Fast algorithms and the FEE method

Ekatherina A. Karatsuba

Computer Centre of RAS, ul. Vavilova 40, Moscow 117967, Russia

ekar@ccas.ru

Contributed talk

Fast algorithms -- is the field of computational mathematics, which studies the algorithms for evaluation of a given function with a given accuracy, using as less as possible bit operations of computer.

The total number of bit operations, which is sufficient to compute the function $f(x)$ at the point $x=x_0$ with accuracy up to $n$ digits by means of a given algorithm, is called the complexity of computation of $f(x)$ at the point $x=x_0$ up to $n$ digits and is denoted by

$$s_f(n) = s_{f,x_0}(n).$$

We shall call fast such algorithm of computation of a function $f$ that for this algorithm

$$s_f(n)= O\left(M(n)\log^c n\right) \ ,$$

where $c$ is a constant, and $M(n)$ is the total number of bit operations, which is sufficient for computation of the product of two $n$-digit integers.

We remark, for the complexity of multiplication of two $n$-digit integers the Schönhage-Strassen bound [14], $M(n) = O(n \log n\log\log n) ,$ is valid.

It was proved in [5], [1] that based on the Newton method algorithms for the evaluation of elementary algebraic functions have the complexity upper bound $O(M(n))$ and therefore are fast.

First algorithms for fast evaluation of the constant $\pi$ and elementary transcendental functions based on the AGM-method of Gauss [6] were suggested in [4], [13], [3]. The most complete compendium of the AGM-algorithms is [2].
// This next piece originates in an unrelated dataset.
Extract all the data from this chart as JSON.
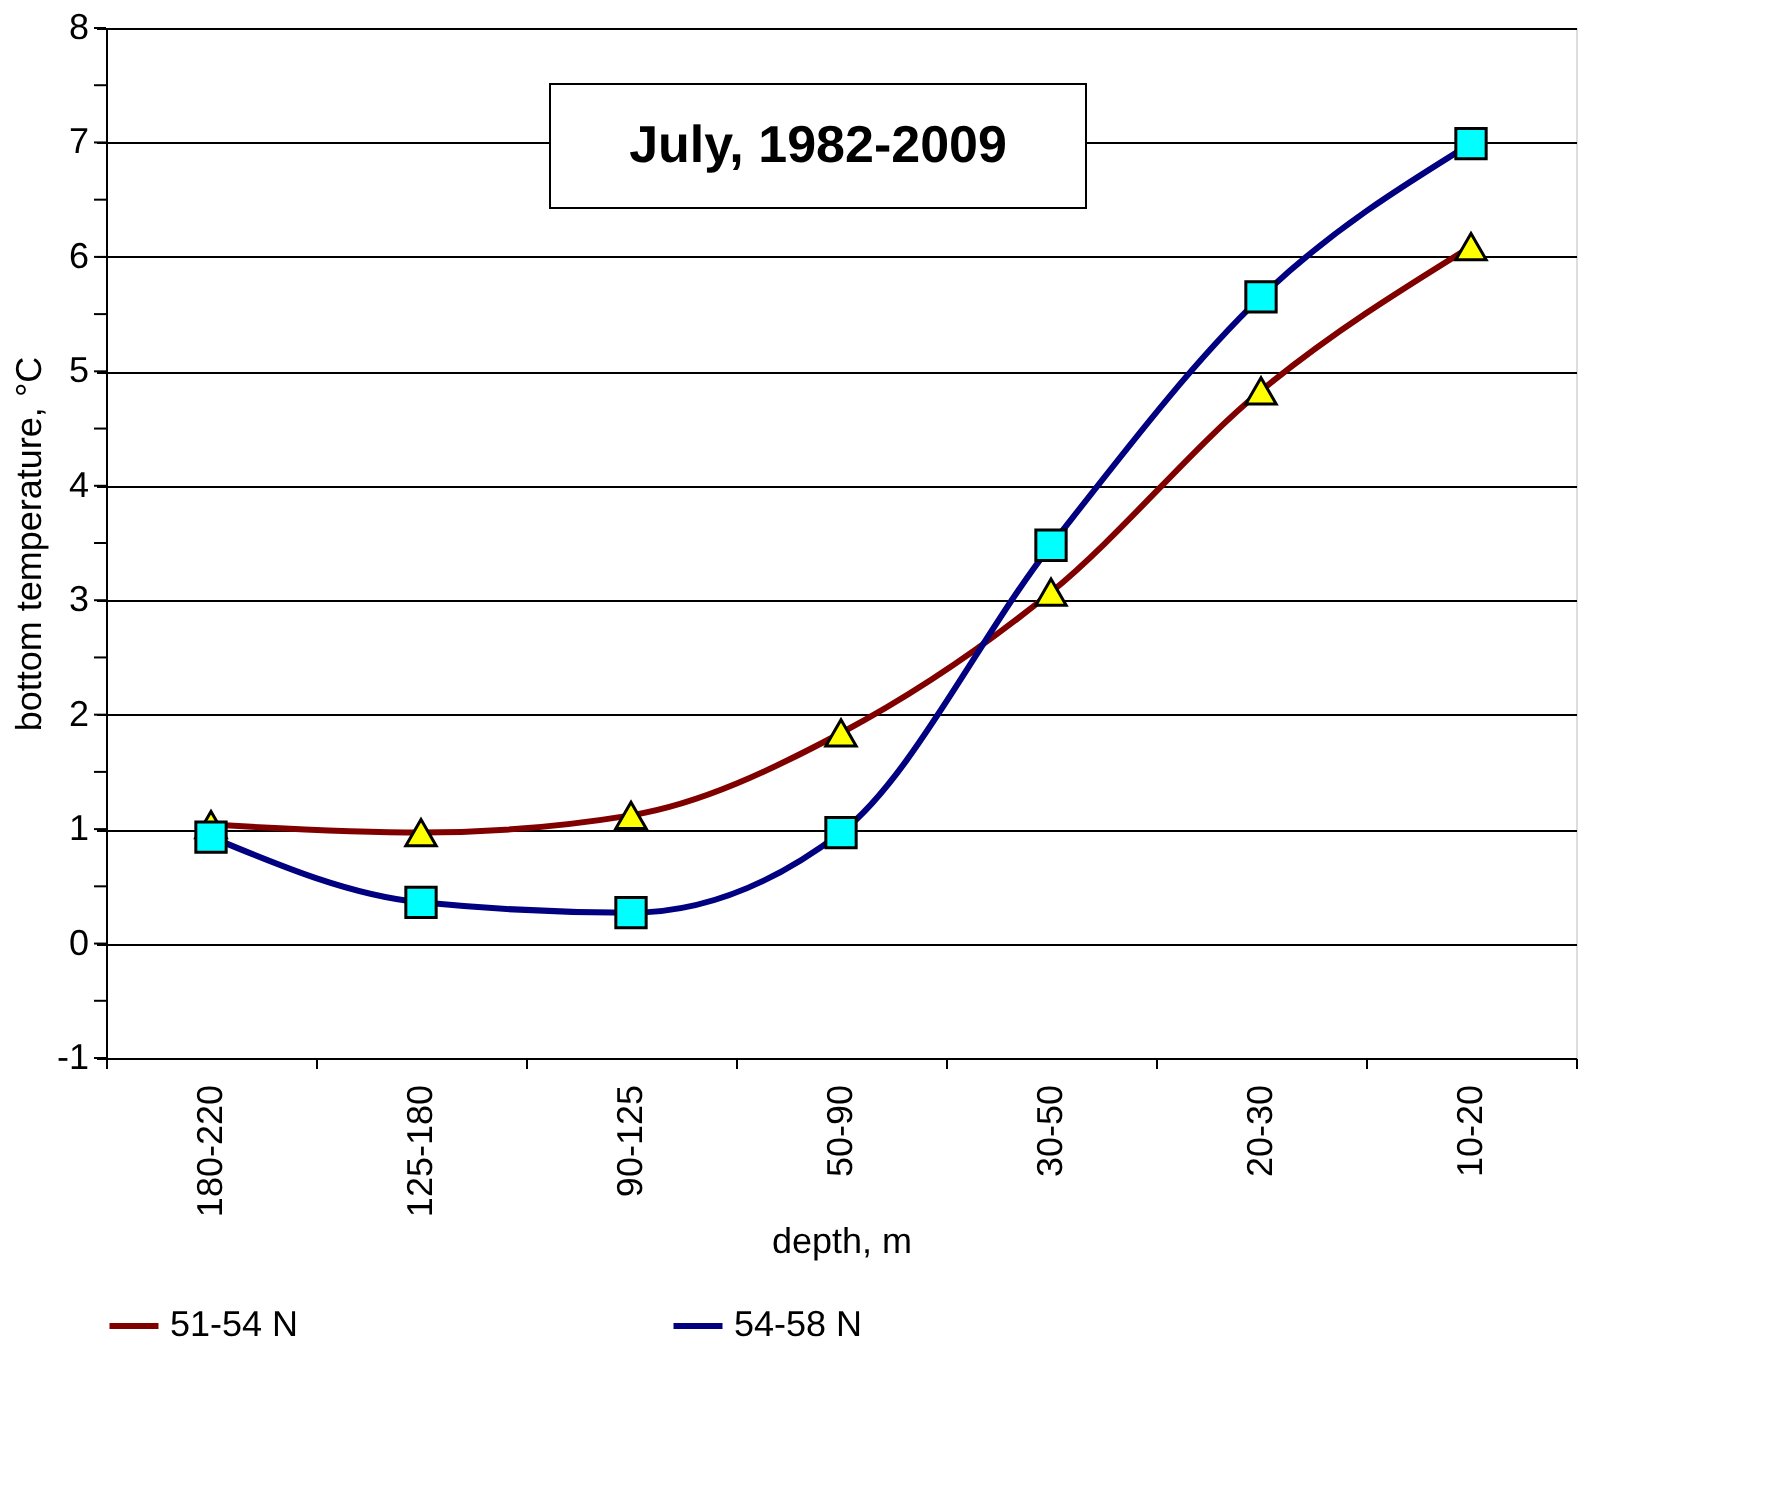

The FEE method was suggested and developed by author in [7]-[12]. This is the method for fast summation of the special form series. With the help of the FEE, it is possible to compute any elementary transcendental function for any argument, classical constants $e,$ $\pi,$ the Euler constant $\gamma$ and the Catalan constant, such higher transcendental functions as the Euler gamma function, hypergeometric, spherical, cylindrical and some other functions for algebraic values of the argument and parameters, the Riemann zeta function for integer argument, the Hurwitz zeta function for integer argument and algebraic values of the parameter, as well as such special integrals as the integral of probability, the Fresnel integrals, the integral exponential function and some other integrals with the complexity bound

$$O\left(M(n)\log^2 n\right) .$$

The FEE structure assumes the possibility of it's parallelizing.